Cameroon says no missing girls among freed Boko Haram hostages
Last week’s hostage release raised hopes that some of the girls might be among the group. The army also said it killed at least 100 Boko Haram fighters in the operation as it seeks to strike back after a series of attacks, not least in its Far North region.
“The people that were freed are just villagers. The schoolgirls who are missing are not amongst the group,” Information Minister Issa Tchiroma Bakari told Reuters by telephone.
The freed hostages were driven in crowded open-topped trucks to the town of Maroua in the Far North at the weekend and given food aid and water by regional officials, Reuters television pictures showed.
Boko Haram seized around 200 schoolgirls in April 2014 from their dormitories in the town of Chibok, northeastern Nigeria, about 50 km (30 miles) west of the border with Cameroon. The kidnapping stirred international outrage.
Efforts to track them down have proved fruitless, in part because they have probably been split up into small groups and settled with families in villages across a wider area of terrain, according to analysts.
Cameroon is part of an 8,700-strong task force including troops from Chad, Niger, Nigeria and Benin that has pledged to destroy Boko Haram, which though based mainly in Nigeria has become a major threat to wider regional security.
Suicide bombings, often carried out by young women recruited by the militant group, are becoming almost daily occurrences in the Far North.
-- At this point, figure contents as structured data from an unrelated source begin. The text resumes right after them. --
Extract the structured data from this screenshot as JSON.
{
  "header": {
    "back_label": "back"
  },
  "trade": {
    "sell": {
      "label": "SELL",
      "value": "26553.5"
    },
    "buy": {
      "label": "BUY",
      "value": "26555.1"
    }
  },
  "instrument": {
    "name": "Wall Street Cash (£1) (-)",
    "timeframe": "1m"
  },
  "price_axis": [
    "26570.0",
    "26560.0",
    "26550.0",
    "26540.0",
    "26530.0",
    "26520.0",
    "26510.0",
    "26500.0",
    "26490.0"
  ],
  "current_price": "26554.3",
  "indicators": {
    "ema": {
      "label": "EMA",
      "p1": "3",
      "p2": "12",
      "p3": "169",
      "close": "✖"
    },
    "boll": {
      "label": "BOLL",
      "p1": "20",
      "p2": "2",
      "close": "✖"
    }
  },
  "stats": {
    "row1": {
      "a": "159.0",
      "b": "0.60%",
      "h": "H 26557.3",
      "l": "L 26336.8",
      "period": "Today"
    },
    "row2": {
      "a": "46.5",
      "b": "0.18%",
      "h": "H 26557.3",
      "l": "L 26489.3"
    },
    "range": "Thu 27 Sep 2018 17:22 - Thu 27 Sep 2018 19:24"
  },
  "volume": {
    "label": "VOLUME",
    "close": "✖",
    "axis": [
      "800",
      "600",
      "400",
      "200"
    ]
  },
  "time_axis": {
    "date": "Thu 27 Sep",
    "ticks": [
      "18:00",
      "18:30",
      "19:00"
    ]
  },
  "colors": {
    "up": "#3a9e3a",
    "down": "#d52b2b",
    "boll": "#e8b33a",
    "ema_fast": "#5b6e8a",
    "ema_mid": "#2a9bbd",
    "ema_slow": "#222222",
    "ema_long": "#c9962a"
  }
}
The government denies that Boko Haram holds any territory in Cameroon.
April 2014 200 girls were seized from their dormitories in a town of Chibok, northeastern Nigeria and up till now as i am writing the Nigerian government has no idea where these girls are.
The stories have it that these girls were taken forcefully to a forest between the border of Nigeria and Cameroun, that is if the stories are align with where the girls were taken if they were truly seized.
I ask how big is this sambisa forest like most Nigerians that makes it the recovery of the so called “Chibok girls” mission impossible for the Nigerian government and its army, and how large are the Boko Haram sects? Its almost two years the girls are no where to be found.
Ironically i think the Nigerian Government and its Army ought to be applauded for the work done so far. But i believe if a tortoise army from other continents were deployed for the search and recovery of the Chibok girls by now the girls would have be recovered if they were truly seized.